– Una vez me dijiste que los indios no necesitaban la escritura porque tienen buena memoria. Las perezas son la memoria viviente de la tribu -añadió el muchacho.
– ¿Dónde las viste, Alexander?
– No puedo decírtelo, es un secreto.
– Supongo que viven en el mismo sitio donde encontraste el agua de la salud… -aventuró la abuela.
– Puede ser y puede no ser -replicó su nieto, irónico.
– Necesito ver esas Bestias y fotografiarlas, Alexander.
– ¿Para qué? ¿Para un artículo en una revista?
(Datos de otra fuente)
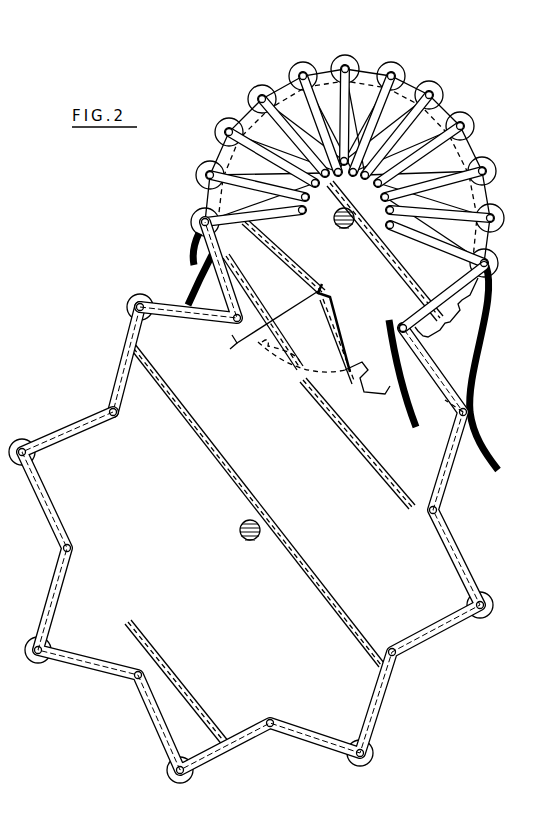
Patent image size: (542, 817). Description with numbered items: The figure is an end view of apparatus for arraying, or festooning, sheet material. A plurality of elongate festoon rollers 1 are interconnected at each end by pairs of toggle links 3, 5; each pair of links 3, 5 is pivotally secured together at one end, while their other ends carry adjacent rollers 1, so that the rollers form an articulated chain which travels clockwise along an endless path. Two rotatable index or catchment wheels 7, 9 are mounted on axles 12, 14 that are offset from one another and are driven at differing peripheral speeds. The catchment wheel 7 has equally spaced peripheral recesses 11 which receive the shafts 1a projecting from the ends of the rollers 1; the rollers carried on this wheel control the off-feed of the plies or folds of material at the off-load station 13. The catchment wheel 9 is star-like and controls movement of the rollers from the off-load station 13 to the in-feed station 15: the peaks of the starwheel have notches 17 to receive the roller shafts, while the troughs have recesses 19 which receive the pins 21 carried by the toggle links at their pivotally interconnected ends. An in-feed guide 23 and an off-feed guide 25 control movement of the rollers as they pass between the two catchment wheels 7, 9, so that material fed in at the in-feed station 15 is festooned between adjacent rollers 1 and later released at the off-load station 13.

The festoon roller 1 is at (345, 58).
The shaft 1a is at (30, 452).
The toggle link 3 is at (213, 160).
The toggle link 5 is at (287, 78).
The catchment wheel 7 is at (350, 270).
The catchment wheel 9 is at (361, 528).
The peripheral recess 11 is at (350, 378).
The axle 12 is at (337, 224).
The off-load station 13 is at (495, 306).
The axle 14 is at (250, 542).
The in-feed station 15 is at (162, 279).
The notch 17 is at (325, 293).
The recess 19 is at (236, 344).
The pin 21 is at (437, 333).
The in-feed guide 23 is at (196, 242).
The off-feed guide 25 is at (404, 394).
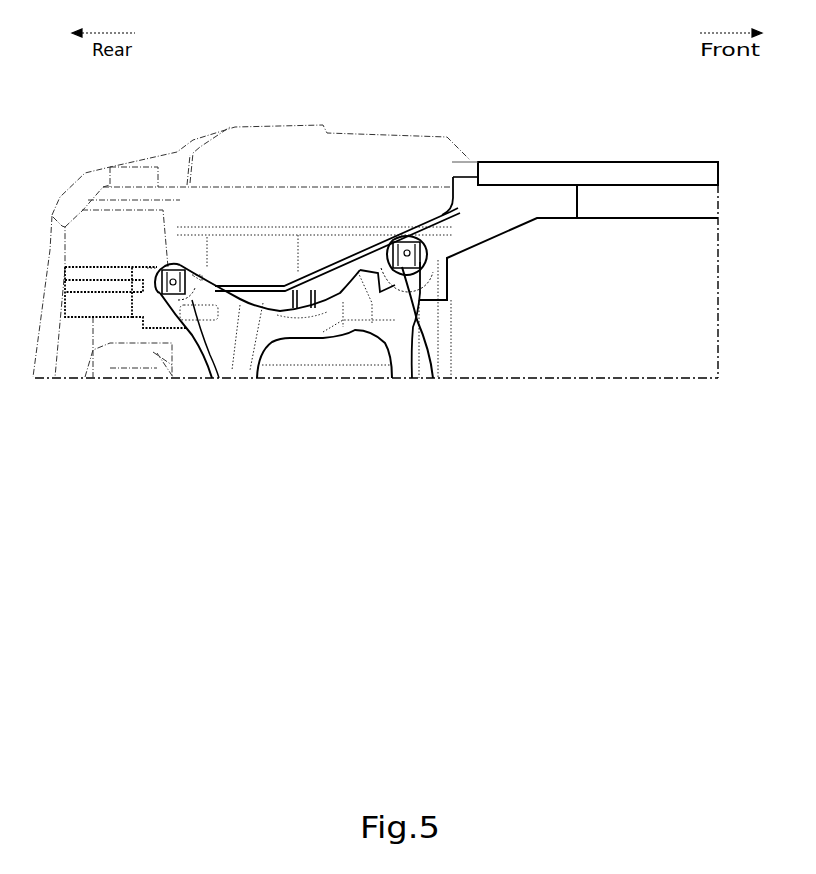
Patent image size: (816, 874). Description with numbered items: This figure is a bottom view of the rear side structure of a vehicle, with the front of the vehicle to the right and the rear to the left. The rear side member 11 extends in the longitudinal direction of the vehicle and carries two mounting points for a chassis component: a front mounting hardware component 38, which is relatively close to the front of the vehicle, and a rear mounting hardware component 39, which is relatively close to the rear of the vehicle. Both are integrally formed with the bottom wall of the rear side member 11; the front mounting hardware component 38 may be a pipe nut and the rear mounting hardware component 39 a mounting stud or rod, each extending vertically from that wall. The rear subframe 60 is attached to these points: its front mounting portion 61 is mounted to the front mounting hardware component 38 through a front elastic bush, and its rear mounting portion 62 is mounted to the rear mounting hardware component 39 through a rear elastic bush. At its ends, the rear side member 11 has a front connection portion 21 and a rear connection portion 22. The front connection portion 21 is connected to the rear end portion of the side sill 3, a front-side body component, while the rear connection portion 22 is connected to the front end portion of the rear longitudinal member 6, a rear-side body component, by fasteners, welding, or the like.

Eso sería el fin de esas pobres criaturas, Kate, vendrían a cazarlas para encerrarlas en zoológicos o estudiarlas en laboratorios.
– Algo tengo que escribir, para eso me contrataron…
– Escribe que la Bestia es una leyenda, pura superstición. Yo te aseguro que nadie volverá a verlas en mucho, mucho tiempo. Se olvidarán de ellas. Más interesante es escribir sobre la gente de la neblina, ese pueblo que ha permanecido inmutable desde hace miles de años y puede desaparecer en cualquier momento. Cuenta que iban a inyectarlos con el virus del sarampión, como han hecho con otras tribus. Puedes hacerlos famosos y así salvarlos del exterminio, Kate. Puedes convertirte en protectora de la gente de la neblina y con un poco de astucia puedes conseguir que Leblanc sea tu aliado. Tu pluma puede traer algo de justicia a estos lados, puedes denunciar a los malvados como Carías y Ariosto, cuestionar el papel de los militares y llevar a Omayra Torres ante los tribunales. Tienes que hacer algo, o pronto habrá otros canallas cometiendo crímenes por estos lados con la misma impunidad de siempre.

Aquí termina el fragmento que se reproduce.